This fall’s first Project Convergence exercise aims to feed targeting data from satellites to artillery so fast that gunners can unleash precision fire in much less than a minute. And that’s just the start.
By SYDNEY J. FREEDBERG JR. on September 10, 2020 at 5:11 PM
WASHINGTON: Army experiments have shortened the kill chain remarkably – from the time a satellite or drone detects a target to the time an artillery unit opens fire – to “less than 20 seconds,” the head of Army futures Command said this afternoon.
When you’re fighting an enemy like Iraq, “it was probably okay to take tens of minutes between identifying a target and actually putting round on that target,” Gen. Mike Murray told a Center for a New America Security webcast. But in a future fight against “our near-peer threats, both Russia and China… it’s not going to be tens of minutes.”
The Army’s Project Convergence wargames at Yuma Proving Ground will test a kill chain this fall combining Army and non-Army assets, Murray said:
- Sensors: : Targeting data will come from satellites in Low Earth Orbit – “not Army-owned, [but] joint and really interagency,” Murray said – as well as Army Grey Eagle drones and sensors on the ground.
- Command & Control: That data will flow into a C2 hub at Joint Base Lewis-McChord in Washington, where it’ll be processed and analyzed by what Murray called “a developmental program” – almost certainly some form of artificial intelligence able to sort through information far faster than human staff officers. (McChord is also home to the Army’s first-ever Intelligence, Information, Electronic Warfare, & Space (I2CEWS) battalion, whose raison d’être is long-range targeting for both physical and cyber weapons, though Murray didn’t say whether or not they were involved). The C2 node then calculates the best weapon to destroy that specific target.
- Shooters: “We’ll put rounds on target from either a [M109] self-propelled howitzer, or from a Grey Eagle, or from a ground platform,” he said.
From beginning to end, satellite to shots fired, Murray said, “right now, we have some success doing that in less than 20 seconds.”
‘Very Immature Technologies’
As head of Army Futures Command, Murray oversees development of 34 high-priority systems programs across six broad portfolios: long-range precision artillery, high-speed aircraft, armored vehicles, the tactical network, air & missile defense, and soldier gear. Project Convergence stems from the Army’s realization last year that, since all of these weapons need to work together on the future battlefield – and preferably as much more than the sum of their individual parts – Futures Command needed to start testing how they’d work together as early as possible in their development.

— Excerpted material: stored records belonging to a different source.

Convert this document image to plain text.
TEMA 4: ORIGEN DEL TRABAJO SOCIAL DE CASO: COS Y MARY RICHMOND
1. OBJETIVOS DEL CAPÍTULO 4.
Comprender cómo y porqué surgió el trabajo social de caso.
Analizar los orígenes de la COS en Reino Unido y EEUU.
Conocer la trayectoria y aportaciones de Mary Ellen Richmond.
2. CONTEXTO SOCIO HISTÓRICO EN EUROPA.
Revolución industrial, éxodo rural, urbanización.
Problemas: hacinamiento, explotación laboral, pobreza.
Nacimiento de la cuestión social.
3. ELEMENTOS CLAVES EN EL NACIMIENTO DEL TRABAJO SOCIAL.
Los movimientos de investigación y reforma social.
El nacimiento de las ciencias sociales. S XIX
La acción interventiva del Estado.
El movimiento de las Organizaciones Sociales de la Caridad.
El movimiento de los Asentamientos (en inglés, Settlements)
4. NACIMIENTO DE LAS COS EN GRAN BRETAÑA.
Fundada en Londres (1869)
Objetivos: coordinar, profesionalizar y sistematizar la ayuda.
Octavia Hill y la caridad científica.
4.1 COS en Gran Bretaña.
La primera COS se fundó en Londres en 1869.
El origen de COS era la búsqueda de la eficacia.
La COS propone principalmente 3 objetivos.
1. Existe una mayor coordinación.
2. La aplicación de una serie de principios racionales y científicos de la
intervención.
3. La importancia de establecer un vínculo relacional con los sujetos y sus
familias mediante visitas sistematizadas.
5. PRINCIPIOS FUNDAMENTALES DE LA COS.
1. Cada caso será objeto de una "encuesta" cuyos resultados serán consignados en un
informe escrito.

“We have… almost no programs of record at Yuma,” Murray said. “These are very immature technologies that we’re piecing together to understand potential, to understand what soldiers can do and really what commander can make out of these tools.”
It’s a tremendous work in progress. “Part of the magic out at Yuma is there are people recoding software every night to fix problems — and I see that on a future battlefield,” Murray said. “Brigade commanders and division commanders – if we [still] have brigades and divisions — are going to have kids in their command posts that are able to re-code software to solve problems they came up with that day.”
As the director of the Joint AI Center told me in a recent interview, software can adapt to new threats and opportunities vastly faster than you can upgrade your physical weapons. So in this software-driven way of war, constantly changing your code isn’t a bug – it’s a feature.
It’s not just the Army that needs to connect this way, either. All the services are striving to link together in a single Joint All-Domain Command & Control (JADC2) meta-network, an idea of increasing interest to US allies as well.
While the inaugural Project Convergence this fall will be largely Army, with the significant exception of the LEO satellites, observers from the Air Force and Great Britain will be present. Project Convergence 2021 will be “very much focused on bringing the joint force in,” Murray said, and 2022 will bring in foreign partners. “The UK is signed to participate in ’22 and they will be there this year [observing],” he said. “The Australians are talking about participating in ’22.”
But the new network will never be omniscient and omnipresent, Murray warned, not just because of real-life technical limitations but because enemy jamming and hacking will actively attack its communications links.
“JADC2 [has] been described variously as all sensors, all shooters, all C2 nodes,” the general said. “I think it’s a little more narrow than that, because we’re going to be in a contested environment, restricted bandwidth. We just won’t have wide open pipes to push data through.”